With any types of investments, it’s best to learn all the basic fundamentals to ensure that you understand the risks involved. Only invest in assets that you have a full understanding of and not take more risk than you can accept. With that said, every sources of passive income that you can add to your repertoire, the easier it is for you to achieve financial independence and security.
 

So readers, with this would you consider adding another source of passive income with options trading to our other sources of income? Does this guide help you better understand options?
 

This post may contain affiliate links, please read my disclaimer for full details.

Leo T. Ly, Money Coach, Personal Finance Blogger/Enthusiast and a Realtor Living in the Markam, Ontario, CanadaAbout Leo
I am a money coach, personal finance blogger/enthusiast and a Realtor living in Markham, Ontario, Canada. I built a net worth of a million dollars over a ten year period. I did it by being a disciplined saver, taking advantage of income tax rules and borrowing money to invest rather than for consumption. I am often excited to take advantage of free money from employers and governments in addition to building more passive income sources. After accumulating my first million dollars, I am now embarking on a second journey towards achieving financial independence. On this journey, I will strive to increase my net worth to two million dollars and retire by the age of 48 - Freedom 48. Come along and follow my journey on Facebook, Twitter, Pinterest or Google Plus.



There are 6 opinions expressed on this post.

  1. Thanks for sharing how to invest with options! I haven’t ever tried it. My husband occasionally does it though. I’ll have to look into it further.

    1. @Gym, I think that one you see the numbers in my next post, it’ll open a lot of opportunities for you to earn more passive income. Stay tuned.

    1. @PassiveCanadianIncome, I hope that I explained the basics well enough. Hopefully, with actual examples in my next posts, it’ll be easier to understand.

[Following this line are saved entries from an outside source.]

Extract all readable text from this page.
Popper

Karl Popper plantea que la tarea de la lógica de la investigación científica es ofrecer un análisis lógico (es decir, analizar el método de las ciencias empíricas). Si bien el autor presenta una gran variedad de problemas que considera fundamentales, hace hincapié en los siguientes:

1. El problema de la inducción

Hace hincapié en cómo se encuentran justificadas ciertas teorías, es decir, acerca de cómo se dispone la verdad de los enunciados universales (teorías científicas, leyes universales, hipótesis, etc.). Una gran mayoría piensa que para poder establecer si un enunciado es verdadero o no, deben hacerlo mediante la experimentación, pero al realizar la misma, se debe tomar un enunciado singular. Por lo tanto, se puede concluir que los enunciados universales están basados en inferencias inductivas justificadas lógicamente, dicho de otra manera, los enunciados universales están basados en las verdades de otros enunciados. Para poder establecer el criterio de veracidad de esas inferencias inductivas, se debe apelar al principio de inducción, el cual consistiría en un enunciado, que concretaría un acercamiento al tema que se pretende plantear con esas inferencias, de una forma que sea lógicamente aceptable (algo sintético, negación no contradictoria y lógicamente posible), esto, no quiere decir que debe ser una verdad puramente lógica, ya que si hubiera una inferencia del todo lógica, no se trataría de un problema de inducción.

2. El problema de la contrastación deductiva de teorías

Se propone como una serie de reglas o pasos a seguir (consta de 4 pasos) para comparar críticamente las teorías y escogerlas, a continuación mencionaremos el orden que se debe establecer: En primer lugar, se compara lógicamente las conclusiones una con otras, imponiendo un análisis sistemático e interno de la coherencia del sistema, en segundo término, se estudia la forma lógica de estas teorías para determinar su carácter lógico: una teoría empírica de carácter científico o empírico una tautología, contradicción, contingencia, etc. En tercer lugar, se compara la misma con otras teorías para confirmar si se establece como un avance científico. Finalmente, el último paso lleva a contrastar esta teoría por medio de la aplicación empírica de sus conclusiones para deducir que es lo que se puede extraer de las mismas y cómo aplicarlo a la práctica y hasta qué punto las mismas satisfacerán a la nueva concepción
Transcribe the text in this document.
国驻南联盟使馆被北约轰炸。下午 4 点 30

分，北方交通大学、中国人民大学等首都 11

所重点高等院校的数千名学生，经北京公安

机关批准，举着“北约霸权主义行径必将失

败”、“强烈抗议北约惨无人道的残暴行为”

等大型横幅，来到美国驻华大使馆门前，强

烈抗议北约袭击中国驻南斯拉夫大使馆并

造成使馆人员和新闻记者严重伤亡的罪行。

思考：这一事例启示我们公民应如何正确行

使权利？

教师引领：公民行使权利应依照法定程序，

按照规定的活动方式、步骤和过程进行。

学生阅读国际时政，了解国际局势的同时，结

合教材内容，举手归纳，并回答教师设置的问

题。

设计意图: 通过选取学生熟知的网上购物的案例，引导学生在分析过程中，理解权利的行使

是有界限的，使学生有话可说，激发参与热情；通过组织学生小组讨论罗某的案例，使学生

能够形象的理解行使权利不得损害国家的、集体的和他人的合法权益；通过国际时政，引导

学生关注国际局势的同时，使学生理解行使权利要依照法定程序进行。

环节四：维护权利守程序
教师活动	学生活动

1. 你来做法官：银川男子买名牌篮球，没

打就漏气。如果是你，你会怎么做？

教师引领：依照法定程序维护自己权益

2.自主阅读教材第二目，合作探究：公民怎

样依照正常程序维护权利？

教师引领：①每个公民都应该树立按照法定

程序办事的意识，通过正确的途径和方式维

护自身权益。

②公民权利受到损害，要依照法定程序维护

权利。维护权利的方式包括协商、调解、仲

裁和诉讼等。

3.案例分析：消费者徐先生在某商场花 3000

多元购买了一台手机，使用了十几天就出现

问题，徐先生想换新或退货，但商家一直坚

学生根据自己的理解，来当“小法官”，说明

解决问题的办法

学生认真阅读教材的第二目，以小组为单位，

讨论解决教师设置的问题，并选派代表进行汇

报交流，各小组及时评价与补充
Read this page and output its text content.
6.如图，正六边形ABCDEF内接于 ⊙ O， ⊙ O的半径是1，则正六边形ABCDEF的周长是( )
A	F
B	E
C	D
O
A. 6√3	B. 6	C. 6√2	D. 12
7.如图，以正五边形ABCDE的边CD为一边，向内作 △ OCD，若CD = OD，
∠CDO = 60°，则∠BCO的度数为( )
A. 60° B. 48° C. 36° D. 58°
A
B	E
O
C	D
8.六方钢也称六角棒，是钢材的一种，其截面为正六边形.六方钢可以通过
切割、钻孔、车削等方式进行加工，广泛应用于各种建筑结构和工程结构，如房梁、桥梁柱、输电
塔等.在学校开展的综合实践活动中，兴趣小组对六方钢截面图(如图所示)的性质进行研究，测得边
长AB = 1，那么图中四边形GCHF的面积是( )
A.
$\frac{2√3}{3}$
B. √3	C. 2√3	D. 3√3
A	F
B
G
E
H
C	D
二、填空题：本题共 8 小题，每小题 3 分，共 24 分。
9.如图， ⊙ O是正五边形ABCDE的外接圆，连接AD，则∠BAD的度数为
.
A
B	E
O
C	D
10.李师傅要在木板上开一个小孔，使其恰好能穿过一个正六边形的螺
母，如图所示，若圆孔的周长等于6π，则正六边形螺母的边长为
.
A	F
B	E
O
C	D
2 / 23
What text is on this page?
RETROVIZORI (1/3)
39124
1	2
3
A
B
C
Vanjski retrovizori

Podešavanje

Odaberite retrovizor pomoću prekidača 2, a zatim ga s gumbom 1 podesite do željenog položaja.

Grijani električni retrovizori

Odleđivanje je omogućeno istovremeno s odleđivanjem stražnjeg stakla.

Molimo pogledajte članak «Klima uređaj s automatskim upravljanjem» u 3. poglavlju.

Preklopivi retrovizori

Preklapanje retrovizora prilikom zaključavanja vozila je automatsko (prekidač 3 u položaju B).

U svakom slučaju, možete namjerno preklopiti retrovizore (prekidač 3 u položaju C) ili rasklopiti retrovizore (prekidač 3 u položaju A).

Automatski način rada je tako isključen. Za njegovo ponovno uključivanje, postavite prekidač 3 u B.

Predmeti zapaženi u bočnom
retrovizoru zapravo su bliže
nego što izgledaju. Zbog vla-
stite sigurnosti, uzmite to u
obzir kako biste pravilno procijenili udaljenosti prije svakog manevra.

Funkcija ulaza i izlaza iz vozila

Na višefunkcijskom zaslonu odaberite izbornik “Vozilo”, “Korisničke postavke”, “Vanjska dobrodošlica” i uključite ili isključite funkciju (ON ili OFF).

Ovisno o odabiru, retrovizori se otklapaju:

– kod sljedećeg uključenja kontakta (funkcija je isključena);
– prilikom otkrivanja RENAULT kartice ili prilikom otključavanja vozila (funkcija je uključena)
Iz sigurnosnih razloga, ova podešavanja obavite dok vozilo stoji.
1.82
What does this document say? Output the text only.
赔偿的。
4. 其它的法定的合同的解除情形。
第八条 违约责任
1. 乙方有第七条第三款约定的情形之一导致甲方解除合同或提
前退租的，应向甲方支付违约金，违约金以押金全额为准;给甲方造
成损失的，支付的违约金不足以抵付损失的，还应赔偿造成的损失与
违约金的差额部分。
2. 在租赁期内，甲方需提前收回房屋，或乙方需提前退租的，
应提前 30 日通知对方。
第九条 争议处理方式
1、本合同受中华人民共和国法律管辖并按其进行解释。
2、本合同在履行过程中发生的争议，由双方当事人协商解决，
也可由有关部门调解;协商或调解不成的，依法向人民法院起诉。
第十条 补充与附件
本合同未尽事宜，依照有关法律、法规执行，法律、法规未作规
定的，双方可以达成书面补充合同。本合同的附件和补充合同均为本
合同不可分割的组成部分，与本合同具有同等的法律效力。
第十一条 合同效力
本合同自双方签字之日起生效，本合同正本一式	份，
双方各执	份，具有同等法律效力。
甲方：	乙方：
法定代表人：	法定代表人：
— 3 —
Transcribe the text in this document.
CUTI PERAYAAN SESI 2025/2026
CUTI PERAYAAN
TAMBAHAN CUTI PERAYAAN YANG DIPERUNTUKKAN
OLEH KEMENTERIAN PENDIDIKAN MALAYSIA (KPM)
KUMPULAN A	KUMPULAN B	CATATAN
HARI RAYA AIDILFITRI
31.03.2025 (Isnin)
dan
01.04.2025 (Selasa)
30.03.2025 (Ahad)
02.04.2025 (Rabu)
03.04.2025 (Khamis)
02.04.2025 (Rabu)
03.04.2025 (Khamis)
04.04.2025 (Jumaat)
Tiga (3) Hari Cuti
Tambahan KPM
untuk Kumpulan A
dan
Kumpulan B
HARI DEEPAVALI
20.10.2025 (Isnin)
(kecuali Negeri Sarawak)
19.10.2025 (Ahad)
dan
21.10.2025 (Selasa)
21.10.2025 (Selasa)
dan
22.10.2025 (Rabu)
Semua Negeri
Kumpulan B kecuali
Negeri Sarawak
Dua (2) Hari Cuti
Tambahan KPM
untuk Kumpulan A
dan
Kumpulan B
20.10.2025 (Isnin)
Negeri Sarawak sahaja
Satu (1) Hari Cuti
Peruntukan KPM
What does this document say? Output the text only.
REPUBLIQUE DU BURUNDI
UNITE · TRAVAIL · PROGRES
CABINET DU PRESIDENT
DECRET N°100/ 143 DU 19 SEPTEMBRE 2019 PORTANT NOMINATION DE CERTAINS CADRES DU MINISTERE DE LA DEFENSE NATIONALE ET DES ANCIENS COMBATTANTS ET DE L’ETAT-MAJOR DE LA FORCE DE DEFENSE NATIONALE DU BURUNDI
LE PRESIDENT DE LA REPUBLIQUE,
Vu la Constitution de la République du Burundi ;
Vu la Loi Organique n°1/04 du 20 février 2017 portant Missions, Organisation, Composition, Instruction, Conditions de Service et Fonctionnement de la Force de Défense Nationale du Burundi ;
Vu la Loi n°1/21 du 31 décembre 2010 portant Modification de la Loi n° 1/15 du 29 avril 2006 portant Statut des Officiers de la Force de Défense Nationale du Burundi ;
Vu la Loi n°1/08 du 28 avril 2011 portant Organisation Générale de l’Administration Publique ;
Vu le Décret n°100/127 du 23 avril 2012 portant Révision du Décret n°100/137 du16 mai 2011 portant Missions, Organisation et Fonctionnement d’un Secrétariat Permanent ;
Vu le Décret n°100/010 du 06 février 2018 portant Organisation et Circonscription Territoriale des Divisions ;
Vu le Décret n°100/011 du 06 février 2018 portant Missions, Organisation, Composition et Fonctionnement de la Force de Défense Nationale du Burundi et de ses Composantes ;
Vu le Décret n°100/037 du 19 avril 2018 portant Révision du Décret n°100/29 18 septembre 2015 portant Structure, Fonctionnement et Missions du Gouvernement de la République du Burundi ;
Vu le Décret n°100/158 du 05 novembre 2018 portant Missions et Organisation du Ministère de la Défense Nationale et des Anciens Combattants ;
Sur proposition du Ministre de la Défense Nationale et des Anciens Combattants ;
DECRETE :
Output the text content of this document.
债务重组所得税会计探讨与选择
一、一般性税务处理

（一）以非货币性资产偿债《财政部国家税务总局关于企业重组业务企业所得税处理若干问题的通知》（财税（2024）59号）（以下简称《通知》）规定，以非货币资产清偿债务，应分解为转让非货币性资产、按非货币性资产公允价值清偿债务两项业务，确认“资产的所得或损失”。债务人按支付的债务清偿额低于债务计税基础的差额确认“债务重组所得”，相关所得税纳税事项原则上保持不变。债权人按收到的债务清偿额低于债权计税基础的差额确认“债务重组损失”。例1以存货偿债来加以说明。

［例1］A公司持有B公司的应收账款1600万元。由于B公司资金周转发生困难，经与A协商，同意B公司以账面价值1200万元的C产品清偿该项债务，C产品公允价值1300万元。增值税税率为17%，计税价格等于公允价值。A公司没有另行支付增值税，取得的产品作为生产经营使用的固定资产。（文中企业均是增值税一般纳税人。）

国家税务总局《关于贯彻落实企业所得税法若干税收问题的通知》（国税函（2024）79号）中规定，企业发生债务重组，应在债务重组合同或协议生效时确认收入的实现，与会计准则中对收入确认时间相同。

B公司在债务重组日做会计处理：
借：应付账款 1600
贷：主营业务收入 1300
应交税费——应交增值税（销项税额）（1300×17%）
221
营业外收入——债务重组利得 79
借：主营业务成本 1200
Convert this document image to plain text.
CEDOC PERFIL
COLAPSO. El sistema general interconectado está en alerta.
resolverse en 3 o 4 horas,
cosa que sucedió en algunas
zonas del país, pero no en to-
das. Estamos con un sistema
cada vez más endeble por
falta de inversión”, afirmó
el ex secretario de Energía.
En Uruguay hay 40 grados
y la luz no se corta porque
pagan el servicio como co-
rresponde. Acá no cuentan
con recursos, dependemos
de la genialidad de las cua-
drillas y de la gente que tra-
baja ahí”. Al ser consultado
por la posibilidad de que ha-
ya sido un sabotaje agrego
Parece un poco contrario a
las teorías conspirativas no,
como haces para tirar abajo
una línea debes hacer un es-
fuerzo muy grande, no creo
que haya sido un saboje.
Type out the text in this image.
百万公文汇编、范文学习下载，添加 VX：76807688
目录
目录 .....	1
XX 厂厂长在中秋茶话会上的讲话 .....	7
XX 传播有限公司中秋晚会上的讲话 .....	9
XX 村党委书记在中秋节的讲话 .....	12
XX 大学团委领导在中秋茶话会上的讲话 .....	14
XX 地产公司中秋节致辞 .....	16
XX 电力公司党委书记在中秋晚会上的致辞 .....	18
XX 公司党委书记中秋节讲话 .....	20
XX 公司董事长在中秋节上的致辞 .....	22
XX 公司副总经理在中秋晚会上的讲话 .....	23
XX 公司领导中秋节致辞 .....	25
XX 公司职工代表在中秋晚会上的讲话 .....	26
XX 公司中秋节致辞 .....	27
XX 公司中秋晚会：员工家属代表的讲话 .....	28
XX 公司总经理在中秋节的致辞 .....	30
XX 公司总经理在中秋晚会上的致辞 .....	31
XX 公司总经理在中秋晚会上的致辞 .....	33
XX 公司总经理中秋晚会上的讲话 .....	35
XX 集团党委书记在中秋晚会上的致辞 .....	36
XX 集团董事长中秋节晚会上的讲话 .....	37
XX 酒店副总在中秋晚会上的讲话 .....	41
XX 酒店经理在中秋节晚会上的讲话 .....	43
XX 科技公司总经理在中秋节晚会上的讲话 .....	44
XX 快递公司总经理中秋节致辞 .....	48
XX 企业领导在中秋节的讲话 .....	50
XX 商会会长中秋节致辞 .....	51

  2. Thanks for sharing this post, Leo!

    It was a good review of options. It reminds me of the time when I was studying for the CFA exam and I was taking my sweet time to learn options trading strategies haha. I also remember busting out the coloured pens to the payoff charts because I used to get so confused LOL! Only colours were able to help me focus on getting this material straight 😅

    Great post!

    1. @Finsavvy Panda, options can be quite complicated when you try to dive deep into all the nitty-gritty details. For me, I just try to keep it simple and stay in an area that I am comfortable with, which is selling the options. I let the other investors do the hard work trying to guess which stock will make a great return.